Kensuke Ohira studied organ at the Tokyo University of Arts. In the autumn of 2010 he subsequently entered the Würzburg University of Music with the support of a DAAD scholarship and the Japanese Ministry of Culture. His organ teachers include Christoph Bossert, Masaaki Suzuki, Hiroko Asai, and Rie Hiroe. Ohira has also studied choral conducting with Jörg Straube as well as piano with Alexander Schimpf. As a conductor, Ohira was the founder and director of the Würzburg Bach Cantata Club, which was active from 2010 to 2015. He remains active as a choral conductor, and between 2015 and 2017 served as the musical assistant to Kay Johannsen, the director of music at the Stiftskirche in Stuttgart. From 2017 to 2018 he filled in as the Kantor at the Evangelischen Kirchengemeinde in Stuttgart-Botnang. In the fall of 2018 Ohira will return to his position as organist at Stuttgart’s Stiftskirche. During this time he has continued to pursue his organ studies with Bernhard Haas at the Munich University of Music and Theatre.
Kensuke Ohira commands a broad repertoire that takes in works from the early Baroque to the most recent contemporary music and includes a number of premieres. He has acquired a reputation for interpretive insight and mastery of organ registrations in church and concert work alike. In particular, he has demonstrated an outstanding facility for adapting to a wide variety of organs and acoustical situations.

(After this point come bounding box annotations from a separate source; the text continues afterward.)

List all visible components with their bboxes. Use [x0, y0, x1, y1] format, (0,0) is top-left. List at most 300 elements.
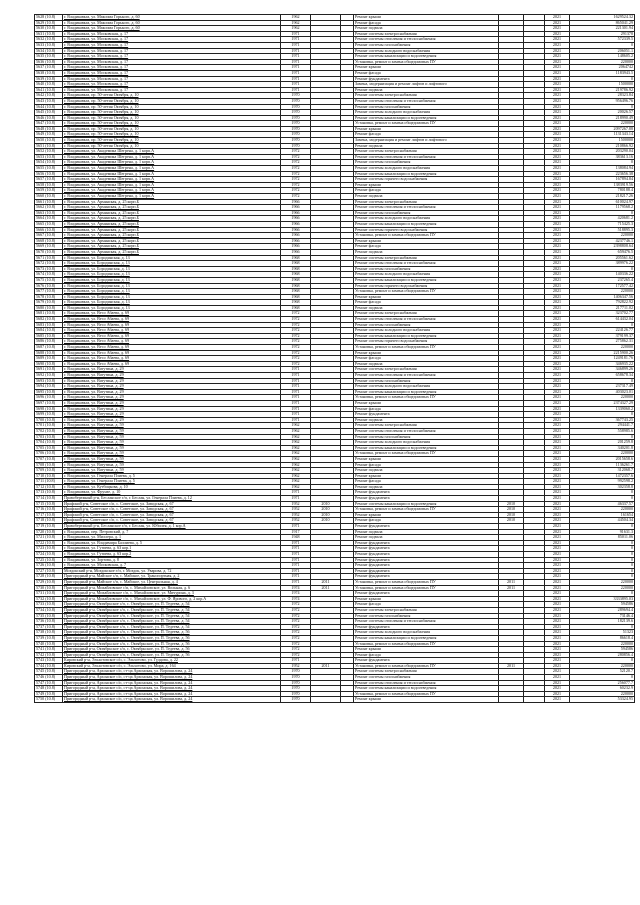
address-cell: Правобережный р-н, Бесланское г/п, г. Беслан, ул. Юбилея, д. 1 кор.А: [63, 524, 281, 530]
address-cell: г. Владикавказ, ул. Бородинская, д. 13: [63, 305, 281, 311]
year-built-cell: 1971: [281, 389, 311, 395]
work-type-cell: Ремонт крыши: [354, 65, 499, 71]
cost-cell: 0: [570, 322, 635, 328]
row-number-cell: 5687 (10.8): [35, 345, 63, 351]
cost-cell: 44504.34: [570, 518, 635, 524]
row-number-cell: 5676 (10.8): [35, 283, 63, 289]
year-built-cell: 1971: [281, 54, 311, 60]
row-number-cell: 5654 (10.8): [35, 160, 63, 166]
plan-year-cell: 2021: [545, 199, 570, 205]
address-cell: Ирафский р-н, Советское с/п, с. Советское, ул. Заводская, д. 67: [63, 507, 281, 513]
plan-year-cell: 2021: [545, 630, 570, 636]
address-cell: Пригородный р-н, Октябрьское с/п, с. Октябрьское, ул. П. Тедеева, д. 56: [63, 641, 281, 647]
work-type-cell: Ремонт подвала: [354, 535, 499, 541]
last-repair-year-cell: [311, 697, 341, 703]
address-cell: Пригородный р-н, Архонское с/п, ст-ца Архонская, ул. Ворошилова, д. 24: [63, 697, 281, 703]
work-type-cell: Установка, ремонт и замена общедомовых ПУ: [354, 345, 499, 351]
row-number-cell: 5725 (10.8): [35, 557, 63, 563]
address-cell: Моздокский р-н, Моздокское г/п, г. Моздок, ул. Уварова, д. 72: [63, 568, 281, 574]
plan-year-cell: 2021: [545, 456, 570, 462]
plan-year-cell: 2021: [545, 194, 570, 200]
row-number-cell: 5655 (10.8): [35, 166, 63, 172]
work-type-cell: Ремонт подвала: [354, 26, 499, 32]
plan-year-cell: 2021: [545, 423, 570, 429]
year-built-cell: 1970: [281, 697, 311, 703]
row-number-cell: 5638 (10.8): [35, 70, 63, 76]
year-built-cell: 1970: [281, 138, 311, 144]
address-cell: г. Владикавказ, пр. 50-летия Октября, д. 10: [63, 132, 281, 138]
plan-year-cell: 2021: [545, 104, 570, 110]
address-cell: Пригородный р-н, Октябрьское с/п, с. Октябрьское, ул. П. Тедеева, д. 54: [63, 607, 281, 613]
plan-year-cell: 2021: [545, 210, 570, 216]
plan-year-cell: 2021: [545, 333, 570, 339]
year-built-cell: 1971: [281, 658, 311, 664]
year-built-cell: 1962: [281, 484, 311, 490]
plan-year-cell: 2021: [545, 624, 570, 630]
row-number-cell: 5651 (10.8): [35, 143, 63, 149]
plan-year-cell: 2021: [545, 686, 570, 692]
work-type-cell: Ремонт фасада: [354, 70, 499, 76]
year-built-cell: 1971: [281, 48, 311, 54]
address-cell: г. Владикавказ, ул. Бородинская, д. 13: [63, 255, 281, 261]
year-built-cell: 1952: [281, 518, 311, 524]
year-built-cell: 1972: [281, 635, 311, 641]
year-built-cell: 1968: [281, 305, 311, 311]
work-type-cell: Ремонт системы электроснабжения: [354, 423, 499, 429]
address-cell: г. Владикавказ, ул. Зортова, д. 8: [63, 557, 281, 563]
address-cell: г. Владикавказ, ул. Миллера, д. 1: [63, 535, 281, 541]
cost-cell: 1629524.32: [570, 15, 635, 21]
work-type-cell: Ремонт системы канализации и водоотведения: [354, 635, 499, 641]
empty-cell: [524, 697, 545, 703]
address-cell: г. Владикавказ, ул. Весо Абаева, д. 69: [63, 311, 281, 317]
plan-year-cell: 2021: [545, 171, 570, 177]
cost-cell: 0: [570, 591, 635, 597]
cost-cell: 53324.95: [570, 697, 635, 703]
plan-year-cell: 2021: [545, 652, 570, 658]
address-cell: г. Владикавказ, ул. Академика Шегрена, д. 1 корп.А: [63, 171, 281, 177]
work-type-cell: Ремонт системы канализации и водоотведения: [354, 277, 499, 283]
plan-year-cell: 2021: [545, 166, 570, 172]
year-built-cell: 1962: [281, 456, 311, 462]
cost-cell: 91631.3: [570, 529, 635, 535]
row-number-cell: 5648 (10.8): [35, 126, 63, 132]
plan-year-cell: 2021: [545, 216, 570, 222]
address-cell: г. Владикавказ, пр. 50-летия Октября, д. 10: [63, 93, 281, 99]
plan-year-cell: 2021: [545, 266, 570, 272]
cost-cell: 1183943.5: [570, 70, 635, 76]
address-cell: г. Владикавказ, ул. Московская, д. 17: [63, 42, 281, 48]
address-cell: Ирафский р-н, Советское с/п, с. Советское, ул. Заводская, д. 67: [63, 518, 281, 524]
address-cell: г. Владикавказ, ул. Бородинская, д. 13: [63, 294, 281, 300]
row-number-cell: 5720 (10.8): [35, 529, 63, 535]
work-type-cell: Ремонт фундамента: [354, 76, 499, 82]
cost-cell: 220000: [570, 641, 635, 647]
address-cell: г. Владикавказ, ул. Академика Шегрена, д. 1 корп.А: [63, 160, 281, 166]
address-cell: г. Владикавказ, ул. Ватутина, д. 29: [63, 400, 281, 406]
work-type-cell: Установка, ремонт и замена общедомовых ПУ: [354, 641, 499, 647]
work-type-cell: Ремонт системы отопления и теплоснабжения: [354, 261, 499, 267]
cost-cell: 0: [570, 496, 635, 502]
address-cell: г. Владикавказ, ул. Армянская, д. 25 корп.Б: [63, 210, 281, 216]
work-type-cell: Ремонт фундамента: [354, 624, 499, 630]
address-cell: г. Владикавказ, пер. Петровский, д. 7: [63, 529, 281, 535]
cost-cell: 0: [570, 574, 635, 580]
work-type-cell: Ремонт подвала: [354, 361, 499, 367]
work-type-cell: Ремонт системы горячего водоснабжения: [354, 227, 499, 233]
cost-cell: 1179568.2: [570, 205, 635, 211]
row-number-cell: 5689 (10.8): [35, 356, 63, 362]
work-type-cell: Установка, ремонт и замена общедомовых ПУ: [354, 579, 499, 585]
cost-cell: 2398808.64: [570, 244, 635, 250]
plan-year-cell: 2021: [545, 473, 570, 479]
plan-year-cell: 2021: [545, 496, 570, 502]
empty-cell: [341, 697, 354, 703]
year-built-cell: 1971: [281, 59, 311, 65]
row-number-cell: 5709 (10.8): [35, 468, 63, 474]
work-type-cell: Ремонт фасада: [354, 244, 499, 250]
row-number-cell: 5679 (10.8): [35, 300, 63, 306]
work-type-cell: Ремонт системы отопления и теплоснабжения: [354, 428, 499, 434]
address-cell: г. Владикавказ, ул. Ватутина, д. 29: [63, 406, 281, 412]
row-number-cell: 5727 (10.8): [35, 568, 63, 574]
cost-cell: 1406347.56: [570, 294, 635, 300]
cost-cell: 220000: [570, 663, 635, 669]
year-built-cell: 1966: [281, 249, 311, 255]
address-cell: г. Владикавказ, ул. Академика Шегрена, д. 1 корп.А: [63, 188, 281, 194]
year-built-cell: 1966: [281, 216, 311, 222]
plan-year-cell: 2021: [545, 367, 570, 373]
cost-cell: 161654: [570, 512, 635, 518]
year-built-cell: 1971: [281, 400, 311, 406]
row-number-cell: 5700 (10.8): [35, 417, 63, 423]
row-number-cell: 5667 (10.8): [35, 233, 63, 239]
address-cell: г. Владикавказ, ул. Фрунзе, д. 10: [63, 490, 281, 496]
address-cell: г. Владикавказ, ул. Ватутина, д. 59: [63, 462, 281, 468]
cost-cell: 659476.5: [570, 249, 635, 255]
plan-year-cell: 2021: [545, 328, 570, 334]
cost-cell: 956496.76: [570, 98, 635, 104]
work-type-cell: Ремонт системы отопления и теплоснабжения: [354, 205, 499, 211]
address-cell: Пригородный р-н, Архонское с/п, ст-ца Архонская, ул. Ворошилова, д. 24: [63, 669, 281, 675]
address-cell: г. Владикавказ, ул. Весо Абаева, д. 69: [63, 333, 281, 339]
work-type-cell: Ремонт системы газоснабжения: [354, 434, 499, 440]
plan-year-cell: 2021: [545, 356, 570, 362]
work-type-cell: Ремонт крыши: [354, 15, 499, 21]
year-built-cell: 1962: [281, 451, 311, 457]
address-cell: г. Владикавказ, ул. Армянская, д. 25 корп.Б: [63, 205, 281, 211]
work-type-cell: Ремонт системы канализации и водоотведения: [354, 389, 499, 395]
year-built-cell: 1962: [281, 445, 311, 451]
work-type-cell: Ремонт фасада: [354, 652, 499, 658]
last-repair-year-cell: 2011: [311, 663, 341, 669]
cost-cell: 220000: [570, 585, 635, 591]
address-cell: г. Владикавказ, ул. Ватутина, д. 59: [63, 434, 281, 440]
row-number-cell: 5745 (10.8): [35, 669, 63, 675]
cost-cell: 20026.57: [570, 110, 635, 116]
plan-year-cell: 2021: [545, 535, 570, 541]
year-built-cell: 1962: [281, 440, 311, 446]
cost-cell: 2374327.29: [570, 400, 635, 406]
work-type-cell: Ремонт подвала: [354, 417, 499, 423]
plan-year-cell: 2021: [545, 691, 570, 697]
work-type-cell: Установка, ремонт и замена общедомовых ПУ: [354, 233, 499, 239]
address-cell: г. Владикавказ, ул. Армянская, д. 25 корп.Б: [63, 244, 281, 250]
row-number-cell: 5723 (10.8): [35, 546, 63, 552]
plan-year-cell: 2021: [545, 305, 570, 311]
cost-cell: 1249181.76: [570, 356, 635, 362]
work-type-cell: Ремонт системы канализации и водоотведения: [354, 171, 499, 177]
cost-cell: 220000: [570, 395, 635, 401]
work-type-cell: Ремонт системы электроснабжения: [354, 199, 499, 205]
row-number-cell: 5631 (10.8): [35, 31, 63, 37]
plan-year-cell: 2021: [545, 345, 570, 351]
row-number-cell: 5634 (10.8): [35, 48, 63, 54]
work-type-cell: Установка, ремонт и замена общедомовых ПУ: [354, 451, 499, 457]
work-type-cell: Установка, ремонт и замена общедомовых ПУ: [354, 691, 499, 697]
row-number-cell: 5737 (10.8): [35, 624, 63, 630]
address-cell: г. Владикавказ, ул. Академика Шегрена, д. 1 корп.А: [63, 149, 281, 155]
row-number-cell: 5735 (10.8): [35, 613, 63, 619]
year-built-cell: 1972: [281, 350, 311, 356]
plan-year-cell: 2021: [545, 272, 570, 278]
address-cell: г. Владикавказ, ул. Ватутина, д. 59: [63, 440, 281, 446]
row-number-cell: 5703 (10.8): [35, 434, 63, 440]
work-type-cell: Ремонт фасада: [354, 479, 499, 485]
prev-year-cell: 2010: [499, 501, 524, 507]
year-built-cell: 1974: [281, 585, 311, 591]
row-number-cell: 5673 (10.8): [35, 266, 63, 272]
year-built-cell: 1971: [281, 540, 311, 546]
address-cell: г. Владикавказ, ул. Бородинская, д. 13: [63, 272, 281, 278]
cost-cell: 389976.22: [570, 261, 635, 267]
year-built-cell: 1971: [281, 546, 311, 552]
plan-year-cell: 2021: [545, 126, 570, 132]
address-cell: г. Владикавказ, пр. 50-летия Октября, д. 10: [63, 115, 281, 121]
row-number-cell: 5662 (10.8): [35, 205, 63, 211]
cost-cell: 148605.2: [570, 54, 635, 60]
row-number-cell: 5715 (10.8): [35, 501, 63, 507]
row-number-cell: 5722 (10.8): [35, 540, 63, 546]
year-built-cell: 1968: [281, 261, 311, 267]
row-number-cell: 5671 (10.8): [35, 255, 63, 261]
plan-year-cell: 2021: [545, 59, 570, 65]
year-built-cell: 1962: [281, 428, 311, 434]
year-built-cell: 1970: [281, 110, 311, 116]
year-built-cell: 1962: [281, 20, 311, 26]
address-cell: г. Владикавказ, ул. Весо Абаева, д. 69: [63, 356, 281, 362]
work-type-cell: Ремонт фасада: [354, 602, 499, 608]
work-type-cell: Ремонт фасада: [354, 20, 499, 26]
address-cell: г. Владикавказ, ул. Армянская, д. 25 корп.Б: [63, 233, 281, 239]
year-built-cell: 1968: [281, 272, 311, 278]
plan-year-cell: 2021: [545, 512, 570, 518]
plan-year-cell: 2021: [545, 663, 570, 669]
plan-year-cell: 2021: [545, 479, 570, 485]
work-type-cell: Ремонт системы отопления и теплоснабжения: [354, 317, 499, 323]
row-number-cell: 5663 (10.8): [35, 210, 63, 216]
address-cell: г. Владикавказ, ул. Весо Абаева, д. 69: [63, 361, 281, 367]
row-number-cell: 5665 (10.8): [35, 221, 63, 227]
table-row: [35, 697, 635, 703]
address-cell: г. Владикавказ, ул. Ватутина, д. 59: [63, 451, 281, 457]
plan-year-cell: 2021: [545, 154, 570, 160]
plan-year-cell: 2021: [545, 697, 570, 703]
work-type-cell: Ремонт системы электроснабжения: [354, 31, 499, 37]
year-built-cell: 1966: [281, 199, 311, 205]
row-number-cell: 5743 (10.8): [35, 658, 63, 664]
address-cell: г. Владикавказ, ул. Бородинская, д. 13: [63, 289, 281, 295]
year-built-cell: 1971: [281, 395, 311, 401]
table-body: [35, 15, 635, 703]
plan-year-cell: 2021: [545, 138, 570, 144]
plan-year-cell: 2021: [545, 518, 570, 524]
cost-cell: 0: [570, 210, 635, 216]
work-type-cell: Ремонт фундамента: [354, 557, 499, 563]
row-number-cell: 5664 (10.8): [35, 216, 63, 222]
address-cell: г. Владикавказ, ул. Армянская, д. 25 корп.Б: [63, 249, 281, 255]
cost-cell: 2215900.26: [570, 350, 635, 356]
plan-year-cell: 2021: [545, 249, 570, 255]
address-cell: Пригородный р-н, Октябрьское с/п, с. Октябрьское, ул. П. Тедеева, д. 56: [63, 635, 281, 641]
work-type-cell: Ремонт системы газоснабжения: [354, 160, 499, 166]
year-built-cell: 1968: [281, 300, 311, 306]
cost-cell: 0: [570, 552, 635, 558]
plan-year-cell: 2021: [545, 149, 570, 155]
cost-cell: 0: [570, 624, 635, 630]
plan-year-cell: 2021: [545, 440, 570, 446]
year-built-cell: 1971: [281, 552, 311, 558]
row-number-cell: 5750 (10.8): [35, 697, 63, 703]
cost-cell: 206051.1: [570, 48, 635, 54]
year-built-cell: 1972: [281, 182, 311, 188]
work-type-cell: Ремонт фундамента: [354, 552, 499, 558]
work-type-cell: Ремонт системы отопления и теплоснабжения: [354, 37, 499, 43]
work-type-cell: Ремонт подвала: [354, 529, 499, 535]
cost-cell: 0: [570, 42, 635, 48]
work-type-cell: Ремонт системы холодного водоснабжения: [354, 110, 499, 116]
year-built-cell: 1972: [281, 641, 311, 647]
plan-year-cell: 2021: [545, 132, 570, 138]
work-type-cell: Ремонт подвала: [354, 305, 499, 311]
address-cell: г. Владикавказ, ул. Максима Горького, д. 60: [63, 26, 281, 32]
plan-year-cell: 2021: [545, 15, 570, 21]
work-type-cell: Ремонт системы газоснабжения: [354, 675, 499, 681]
cost-cell: 221301.94: [570, 26, 635, 32]
year-built-cell: 1972: [281, 154, 311, 160]
work-type-cell: Ремонт фасада: [354, 356, 499, 362]
year-built-cell: 1971: [281, 82, 311, 88]
address-cell: Пригородный р-н, Архонское с/п, ст-ца Архонская, ул. Ворошилова, д. 24: [63, 691, 281, 697]
row-number-cell: 5708 (10.8): [35, 462, 63, 468]
plan-year-cell: 2021: [545, 647, 570, 653]
work-type-cell: Ремонт крыши: [354, 596, 499, 602]
address-cell: Пригородный р-н, Михайловское с/п, с. Михайловское, ул. Ф. Ярового, д. 2 кор.А: [63, 596, 281, 602]
year-built-cell: 1952: [281, 512, 311, 518]
plan-year-cell: 2021: [545, 501, 570, 507]
cost-cell: 172577.42: [570, 283, 635, 289]
address-cell: г. Владикавказ, пр. 50-летия Октября, д. 10: [63, 98, 281, 104]
work-type-cell: Ремонт системы отопления и теплоснабжения: [354, 680, 499, 686]
address-cell: г. Владикавказ, ул. Весо Абаева, д. 69: [63, 317, 281, 323]
plan-year-cell: 2021: [545, 490, 570, 496]
work-type-cell: Ремонт подвала: [354, 249, 499, 255]
year-built-cell: 1962: [281, 468, 311, 474]
work-type-cell: Ремонт фундамента: [354, 658, 499, 664]
year-built-cell: 1972: [281, 171, 311, 177]
plan-year-cell: 2021: [545, 177, 570, 183]
address-cell: г. Владикавказ, ул. Армянская, д. 25 корп.Б: [63, 227, 281, 233]
row-number-cell: 5644 (10.8): [35, 104, 63, 110]
cost-cell: 220000: [570, 59, 635, 65]
row-number-cell: 5658 (10.8): [35, 182, 63, 188]
cost-cell: 201259.8: [570, 440, 635, 446]
plan-year-cell: 2021: [545, 378, 570, 384]
address-cell: г. Владикавказ, ул. Кутбицкова, д. 10: [63, 484, 281, 490]
row-number-cell: 5728 (10.8): [35, 574, 63, 580]
cost-cell: 1131343.14: [570, 132, 635, 138]
plan-year-cell: 2021: [545, 468, 570, 474]
year-built-cell: 1966: [281, 233, 311, 239]
address-cell: г. Владикавказ, ул. Ватутина, д. 29: [63, 378, 281, 384]
cost-cell: 0: [570, 540, 635, 546]
plan-year-cell: 2021: [545, 277, 570, 283]
year-built-cell: 1972: [281, 607, 311, 613]
work-type-cell: Ремонт системы холодного водоснабжения: [354, 272, 499, 278]
work-type-cell: Ремонт системы отопления и теплоснабжения: [354, 98, 499, 104]
year-built-cell: 1972: [281, 602, 311, 608]
plan-year-cell: 2021: [545, 451, 570, 457]
address-cell: г. Владикавказ, ул. Армянская, д. 25 корп.Б: [63, 221, 281, 227]
cost-cell: 220000: [570, 691, 635, 697]
year-built-cell: 1952: [281, 507, 311, 513]
work-type-cell: Ремонт системы холодного водоснабжения: [354, 48, 499, 54]
year-built-cell: 1971: [281, 31, 311, 37]
cost-cell: 0: [570, 490, 635, 496]
plan-year-cell: 2021: [545, 121, 570, 127]
cost-cell: 220000: [570, 121, 635, 127]
plan-year-cell: 2021: [545, 417, 570, 423]
address-cell: г. Владикавказ, ул. Бородинская, д. 13: [63, 277, 281, 283]
cost-cell: 220000: [570, 233, 635, 239]
row-number-cell: 5628 (10.8): [35, 15, 63, 21]
plan-year-cell: 2021: [545, 568, 570, 574]
row-number-cell: 5639 (10.8): [35, 76, 63, 82]
cost-cell: 715425.3: [570, 221, 635, 227]
work-type-cell: Установка, ремонт и замена общедомовых ПУ: [354, 59, 499, 65]
cost-cell: 220000: [570, 451, 635, 457]
year-built-cell: 1972: [281, 624, 311, 630]
row-number-cell: 5629 (10.8): [35, 20, 63, 26]
plan-year-cell: 2021: [545, 98, 570, 104]
plan-year-cell: 2021: [545, 591, 570, 597]
row-number-cell: 5726 (10.8): [35, 563, 63, 569]
row-number-cell: 5678 (10.8): [35, 294, 63, 300]
plan-year-cell: 2021: [545, 339, 570, 345]
cost-cell: 0: [570, 266, 635, 272]
cost-cell: 237317.49: [570, 384, 635, 390]
row-number-cell: 5677 (10.8): [35, 289, 63, 295]
row-number-cell: 5746 (10.8): [35, 675, 63, 681]
work-type-cell: Замена, модернизация и ремонт лифтов и лифтового: [354, 138, 499, 144]
cost-cell: 2097267.88: [570, 126, 635, 132]
work-type-cell: Ремонт системы канализации и водоотведения: [354, 54, 499, 60]
row-number-cell: 5674 (10.8): [35, 272, 63, 278]
plan-year-cell: 2021: [545, 93, 570, 99]
row-number-cell: 5740 (10.8): [35, 641, 63, 647]
work-type-cell: Установка, ремонт и замена общедомовых ПУ: [354, 395, 499, 401]
address-cell: г. Владикавказ, ул. Академика Шегрена, д. 1 корп.А: [63, 182, 281, 188]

Winning the ION International Organ Competition’s Johann Pachelbel Prize has done much to boost Kensuke Ohira’s international career, and he often appears at concert series and festivals such as the Dresden International Organ Festival (held at the Frauenkirche), the Orgelsommer (Freiburg Monastery), the Sunday Recital series at St. Paul’s Cathedral in London, and the Saison Musicale d’Orgue at the Cathédrale Fréjus in France. Ohira has appeared as soloist with the Japan Philharmonic Orchestra as well as the Geidai Philharmonia, with whom he gave the first Japanese performance of the Concerto for Organ and Orchestra by T. Escaich. Ohira is also a member of the Muromachi Ensemble. Forthcoming concerts in the coming years include appearances in Germany and abroad on the most famous organs as well as performances with orchestras.